The fetuses “were aborted in accordance with D.C. law, so we are not investigating this incident along those lines,” Ashan M. Benedict, the executive assistant chief of police, said at a news conference on Thursday.

“There doesn’t seem to be anything criminal in nature right now about that, except for how they got into this house,” Chief Benedict said, “and so we’ll continue to look at that.”

In a two-count indictment announced by the Justice Department on Wednesday, Ms. Handy was charged with directing eight other people who used their bodies, furniture, chains and ropes to block the doors of an abortion clinic in Washington on Oct. 22, 2020 — an action that one of them livestreamed on Facebook.

The clinic was not identified in court papers, although Ms. Bukovinac said it was the Washington Surgi-Clinic.

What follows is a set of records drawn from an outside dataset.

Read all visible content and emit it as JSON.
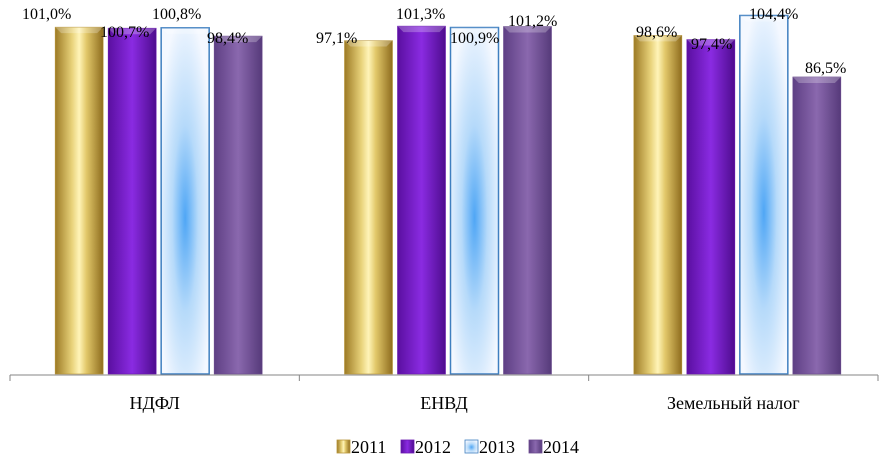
{
  "chart_data": {
    "type": "bar",
    "categories": [
      "НДФЛ",
      "ЕНВД",
      "Земельный налог"
    ],
    "series": [
      {
        "name": "2011",
        "values": [
          101.0,
          97.1,
          98.6
        ],
        "labels": [
          "101,0%",
          "97,1%",
          "98,6%"
        ],
        "color": "#C9A84A"
      },
      {
        "name": "2012",
        "values": [
          100.7,
          101.3,
          97.4
        ],
        "labels": [
          "100,7%",
          "101,3%",
          "97,4%"
        ],
        "color": "#7A1FC8"
      },
      {
        "name": "2013",
        "values": [
          100.8,
          100.9,
          104.4
        ],
        "labels": [
          "100,8%",
          "100,9%",
          "104,4%"
        ],
        "color": "#6FB2F0"
      },
      {
        "name": "2014",
        "values": [
          98.4,
          101.2,
          86.5
        ],
        "labels": [
          "98,4%",
          "101,2%",
          "86,5%"
        ],
        "color": "#7B5A9E"
      }
    ],
    "ylim": [
      0,
      106
    ],
    "grid": false,
    "legend_position": "bottom"
  }
}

The nine defendants were charged with engaging in a conspiracy to prevent the clinic from providing reproductive health services and to prevent patients from receiving those services, prosecutors said.

They were also charged with violating the Freedom of Access to Clinic Entrances Act, a 1994 law that makes it a crime to threaten, obstruct or injure a person seeking access to a reproductive health clinic or to damage clinic property.

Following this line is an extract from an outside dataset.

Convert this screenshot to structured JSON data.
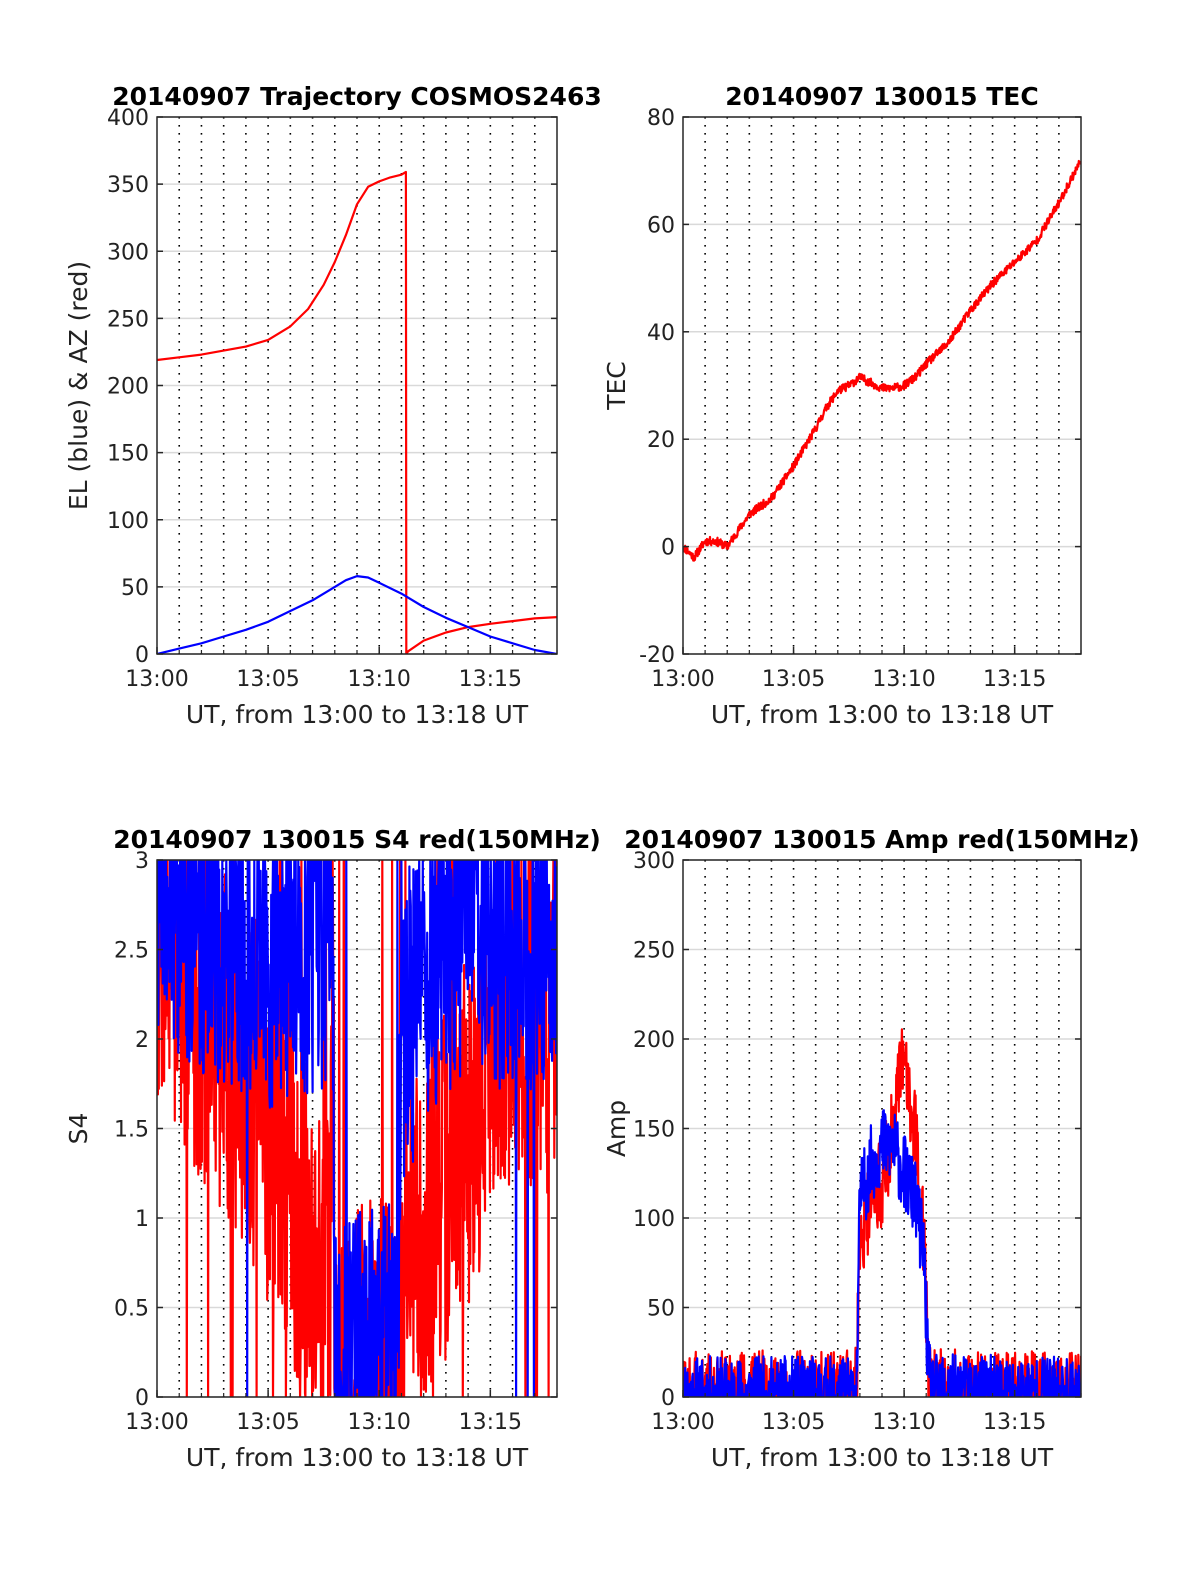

Attorney General Merrick B. Garland had signaled in September that the Justice Department would use the FACE Act to protect the constitutional right to abortion, days after a Texas law enacting a near-complete ban on the procedure went into effect.

If convicted, the defendants would each face up to 11 years in prison, three years of supervised release and fines of $350,000, prosecutors said.

Progressive Anti-Abortion Uprising seeks to mobilize anti-abortion activists for “direct action,” according to its website.

After the charges were announced on Wednesday, Ms. Bukovinac said, “Rescuers like Lauren and the other eight defendants are inspiring a whole new generation of leaders and activists to overcome their fears of sanctions and to take heroic direct action on behalf of the unborn.”

Ms. Handy founded a group called Mercy Missions, according to a 2017 report by EWTN, a Catholic television network, which said she had an out-of-control lifestyle before friends brought her to pray outside an abortion clinic.

She said she knew she could “no longer have a normal life knowing that babies were being systematically killed.”

She dropped out of college and started working in the anti-abortion movement full time and eventually converted to Catholicism, EWTN reported. She described handing out fliers outside abortion clinics and seeking to persuade women not to go inside. She said she had been arrested five times.

“It’s really humbling to know God has used me in that way,” Ms. Handy told the network.